Three new master communities in Dubai are set to boost supply of villas and townhouses

Three new master communities are set to make their debut in Dubai in 2024, contributing to the much-needed supply of villas and townhouses on the market and marking the beginning of the emirate’s next phase of expansion, despite off-plan sales continuing to dominate the market.

According to a reliable source of real estate market intelligence, Property Monitor, two of the upcoming master communities are The Heights Country Club and Grand Club Resort. Damac’s third community is scheduled to debut in May.

“These projects, all situated in southwest areas of Dubai along the E611 corridor, are poised to increase the supply of villas and townhouses in the market and initiate the emirate’s next phase of expansion,” Property Monitor stated in its report.

Based on initial data, approximately 10,000 new off-plan project launches occurred in February, with the majority of these launches being for apartments. Single-family home launches, including villas and townhouses, accounted for about 15% of all new units introduced to the market during the current cycle. This segment of the market is still under-supplied, but this situation may soon change.

Dubai real estate prices experienced a modest trajectory in February, with a recorded monthly gain of 0.83 percent. This aligns with our prediction of an overall slowdown in price appreciation, with annual gains expected to range between 5-8 percent. This follows a meager 0.2 percent increase in prices last month.

As per the Property Monitor Dynamic Price Index (DPI), property prices in Dubai currently stand at Dh1,294 per square foot, slightly below 5.0 percent above the previous all-time high and market peak of September 2014.

“While price appreciation remains subdued, the monthly volume of sales transactions continues to increase, rising by 2.6 percent in February, reaching a total of 11,913 sales, the highest volume ever recorded for the month of February. This new record surpasses last year’s by a significant 30.4 percent,” the report stated.

Residential transactions, comprising townhouses, apartments, and villas, accounted for the majority of sales at 92.1 percent (10,966 transactions). Land sales (1.7%), hotel apartments (2.8%), and office spaces (2.2%) were the most frequently traded categories of commercial real estate.

The report attributes the consistently high sales volume to the seemingly insatiable demand for off-plan properties, with the apartment segment witnessing the strongest growth in sales volumes. Despite this, demand for villas and townhouses has not increased, primarily due to supply limitations rather than a lack of buyer demand.

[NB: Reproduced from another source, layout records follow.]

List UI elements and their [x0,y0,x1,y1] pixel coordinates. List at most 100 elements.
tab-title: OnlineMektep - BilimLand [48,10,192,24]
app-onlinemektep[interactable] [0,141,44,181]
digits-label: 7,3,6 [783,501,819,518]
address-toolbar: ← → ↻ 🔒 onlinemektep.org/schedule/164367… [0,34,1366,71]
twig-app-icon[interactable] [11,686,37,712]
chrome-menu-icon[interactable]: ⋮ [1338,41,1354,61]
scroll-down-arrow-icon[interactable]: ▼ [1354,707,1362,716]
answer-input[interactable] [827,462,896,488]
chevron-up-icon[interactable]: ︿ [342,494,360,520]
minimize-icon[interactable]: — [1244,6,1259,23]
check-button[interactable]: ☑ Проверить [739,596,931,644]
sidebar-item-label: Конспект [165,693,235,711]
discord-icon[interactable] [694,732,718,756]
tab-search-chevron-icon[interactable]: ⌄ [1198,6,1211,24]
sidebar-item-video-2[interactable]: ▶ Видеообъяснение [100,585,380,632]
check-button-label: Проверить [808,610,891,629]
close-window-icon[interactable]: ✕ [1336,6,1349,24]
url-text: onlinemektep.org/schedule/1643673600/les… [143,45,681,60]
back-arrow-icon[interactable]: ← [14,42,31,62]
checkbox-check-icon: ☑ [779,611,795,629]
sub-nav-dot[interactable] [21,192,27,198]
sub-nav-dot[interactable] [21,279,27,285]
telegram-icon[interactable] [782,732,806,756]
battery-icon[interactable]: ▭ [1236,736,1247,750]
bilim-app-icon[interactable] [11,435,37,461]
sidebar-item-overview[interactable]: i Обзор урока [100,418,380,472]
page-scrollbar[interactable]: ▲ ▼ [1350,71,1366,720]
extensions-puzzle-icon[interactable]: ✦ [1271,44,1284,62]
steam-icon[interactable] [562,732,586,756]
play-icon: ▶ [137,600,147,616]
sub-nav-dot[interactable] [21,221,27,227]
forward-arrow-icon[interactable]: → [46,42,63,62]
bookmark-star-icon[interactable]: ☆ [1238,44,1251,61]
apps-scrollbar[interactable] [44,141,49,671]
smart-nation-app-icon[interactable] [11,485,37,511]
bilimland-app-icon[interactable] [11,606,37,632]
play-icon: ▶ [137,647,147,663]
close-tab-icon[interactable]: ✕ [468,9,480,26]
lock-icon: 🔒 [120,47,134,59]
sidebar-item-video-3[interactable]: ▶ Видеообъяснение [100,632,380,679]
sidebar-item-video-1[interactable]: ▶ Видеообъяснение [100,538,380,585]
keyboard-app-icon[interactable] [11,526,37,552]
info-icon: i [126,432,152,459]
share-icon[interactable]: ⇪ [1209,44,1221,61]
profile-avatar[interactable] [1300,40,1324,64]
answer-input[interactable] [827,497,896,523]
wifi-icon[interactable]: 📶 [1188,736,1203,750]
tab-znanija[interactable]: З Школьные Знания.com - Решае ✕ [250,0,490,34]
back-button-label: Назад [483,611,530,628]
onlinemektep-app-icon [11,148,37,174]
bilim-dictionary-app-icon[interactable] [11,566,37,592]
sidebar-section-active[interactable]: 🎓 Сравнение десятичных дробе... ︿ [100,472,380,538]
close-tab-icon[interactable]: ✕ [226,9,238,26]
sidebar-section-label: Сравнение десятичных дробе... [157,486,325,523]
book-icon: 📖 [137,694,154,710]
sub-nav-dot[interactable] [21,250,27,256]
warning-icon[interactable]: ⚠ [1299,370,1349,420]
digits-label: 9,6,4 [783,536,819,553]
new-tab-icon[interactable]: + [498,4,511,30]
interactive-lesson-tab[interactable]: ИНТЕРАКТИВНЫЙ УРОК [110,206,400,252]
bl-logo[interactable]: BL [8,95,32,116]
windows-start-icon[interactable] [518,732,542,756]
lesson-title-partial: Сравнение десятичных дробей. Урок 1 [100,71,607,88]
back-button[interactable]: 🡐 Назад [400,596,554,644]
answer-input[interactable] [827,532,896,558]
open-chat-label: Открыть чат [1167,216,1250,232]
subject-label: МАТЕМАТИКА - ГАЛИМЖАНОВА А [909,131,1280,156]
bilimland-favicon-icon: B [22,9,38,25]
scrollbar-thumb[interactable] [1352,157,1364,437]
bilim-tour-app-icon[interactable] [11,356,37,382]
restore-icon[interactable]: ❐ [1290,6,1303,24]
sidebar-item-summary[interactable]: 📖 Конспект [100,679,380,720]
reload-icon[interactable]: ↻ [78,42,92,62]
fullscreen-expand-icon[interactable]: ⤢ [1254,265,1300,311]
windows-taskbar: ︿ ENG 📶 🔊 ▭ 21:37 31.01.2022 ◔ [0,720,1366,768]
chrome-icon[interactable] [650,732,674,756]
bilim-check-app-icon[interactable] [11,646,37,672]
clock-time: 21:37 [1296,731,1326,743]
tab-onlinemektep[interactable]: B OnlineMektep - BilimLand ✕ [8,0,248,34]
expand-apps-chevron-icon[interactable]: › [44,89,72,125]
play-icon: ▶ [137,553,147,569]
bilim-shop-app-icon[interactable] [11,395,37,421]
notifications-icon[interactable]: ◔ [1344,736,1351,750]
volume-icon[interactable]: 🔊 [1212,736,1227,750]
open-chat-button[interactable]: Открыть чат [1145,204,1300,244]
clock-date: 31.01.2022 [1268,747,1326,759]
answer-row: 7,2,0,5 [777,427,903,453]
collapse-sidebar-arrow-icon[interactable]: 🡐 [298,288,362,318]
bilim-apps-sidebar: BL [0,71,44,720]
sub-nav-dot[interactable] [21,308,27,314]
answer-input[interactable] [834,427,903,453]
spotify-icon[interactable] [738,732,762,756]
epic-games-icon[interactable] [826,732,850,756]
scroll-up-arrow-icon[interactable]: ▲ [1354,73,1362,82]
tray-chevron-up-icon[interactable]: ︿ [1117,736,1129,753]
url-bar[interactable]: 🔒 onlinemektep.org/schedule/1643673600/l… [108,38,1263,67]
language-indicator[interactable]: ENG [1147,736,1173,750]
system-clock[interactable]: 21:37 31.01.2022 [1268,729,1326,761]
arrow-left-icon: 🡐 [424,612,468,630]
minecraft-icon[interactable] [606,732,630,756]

“In January, a total of 6,384 off-plan Oqood transactions were registered, representing a slight 0.5 percent decrease in volume compared to the previous month. Title Deed sale volumes increased by 6.3 percent, now accounting for 46.4 percent of all sales transactions. While Oqood transactions are typically used to gauge the off-plan market, several villa and townhouse sales are recorded in the Dubai Land Department data as being issued with Title Deeds and as completed properties—rather than being under construction and sold off-plan,” the report explained.

Off-plan transactions hold a significant market share of 59.8%, falling exactly in the middle of the long-term distribution between the off-plan and existing sales segments. Reselling transactions, however—additional property sales after the developer’s initial sale for an unfinished or off-plan project—remained steady at 4,970 in February. First developer sales maintained their dominant market share of 58.3%, up just 0.1% from the previous month, indicating a relatively stable market share of 41.7%.

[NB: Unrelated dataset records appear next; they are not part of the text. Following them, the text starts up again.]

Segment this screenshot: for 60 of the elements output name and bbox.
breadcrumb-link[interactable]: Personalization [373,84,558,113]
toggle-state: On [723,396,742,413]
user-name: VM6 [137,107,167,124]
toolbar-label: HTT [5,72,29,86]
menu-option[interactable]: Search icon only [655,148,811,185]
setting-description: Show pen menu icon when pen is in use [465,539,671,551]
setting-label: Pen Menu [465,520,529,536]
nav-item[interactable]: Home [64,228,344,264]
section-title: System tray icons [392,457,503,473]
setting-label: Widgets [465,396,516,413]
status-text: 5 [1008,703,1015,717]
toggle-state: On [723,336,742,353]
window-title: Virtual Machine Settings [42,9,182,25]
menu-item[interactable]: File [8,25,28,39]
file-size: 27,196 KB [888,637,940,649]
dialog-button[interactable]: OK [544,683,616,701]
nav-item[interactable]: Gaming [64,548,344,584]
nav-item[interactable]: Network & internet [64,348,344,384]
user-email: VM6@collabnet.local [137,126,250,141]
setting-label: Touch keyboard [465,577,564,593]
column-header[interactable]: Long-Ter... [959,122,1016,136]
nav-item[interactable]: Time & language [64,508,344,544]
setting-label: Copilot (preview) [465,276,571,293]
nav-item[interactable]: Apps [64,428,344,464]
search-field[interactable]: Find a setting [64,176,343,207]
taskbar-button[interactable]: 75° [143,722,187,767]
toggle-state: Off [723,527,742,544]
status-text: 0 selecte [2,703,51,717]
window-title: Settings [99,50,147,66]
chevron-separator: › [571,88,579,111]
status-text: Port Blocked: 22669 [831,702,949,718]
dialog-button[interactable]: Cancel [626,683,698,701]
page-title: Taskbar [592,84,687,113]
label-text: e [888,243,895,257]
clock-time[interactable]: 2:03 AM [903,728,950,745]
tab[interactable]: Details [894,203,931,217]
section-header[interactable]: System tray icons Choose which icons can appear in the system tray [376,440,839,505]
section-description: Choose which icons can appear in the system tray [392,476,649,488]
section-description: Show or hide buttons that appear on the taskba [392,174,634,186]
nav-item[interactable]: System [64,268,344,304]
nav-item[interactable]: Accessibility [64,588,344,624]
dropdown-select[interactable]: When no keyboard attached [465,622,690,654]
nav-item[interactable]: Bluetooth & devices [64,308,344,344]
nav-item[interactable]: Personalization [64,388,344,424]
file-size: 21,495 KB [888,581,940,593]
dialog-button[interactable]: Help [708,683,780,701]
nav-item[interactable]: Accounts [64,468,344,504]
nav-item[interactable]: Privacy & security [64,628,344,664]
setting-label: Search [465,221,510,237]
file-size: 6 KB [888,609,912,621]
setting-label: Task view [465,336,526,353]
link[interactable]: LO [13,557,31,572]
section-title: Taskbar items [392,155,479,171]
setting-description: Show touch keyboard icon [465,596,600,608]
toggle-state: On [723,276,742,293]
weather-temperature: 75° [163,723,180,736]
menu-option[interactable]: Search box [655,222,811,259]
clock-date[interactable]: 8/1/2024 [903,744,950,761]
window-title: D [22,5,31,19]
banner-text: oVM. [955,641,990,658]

The number of mortgage transactions decreased by less than 5% in February, totaling 2,868 loans. The percentage of loans taken out for new purchase money mortgages increased by 6.3% from the previous month to 46.1%. The average amount borrowed was Dh1.77 million, with a loan-to-value ratio of 75.6%. The market share of loans intended for equity release and refinancing decreased by 0.3% to 37.6%. The remaining 16.3%, a decrease of 6.0% from the previous month, was attributed to mortgages taken out by larger investors and developers who owned several units.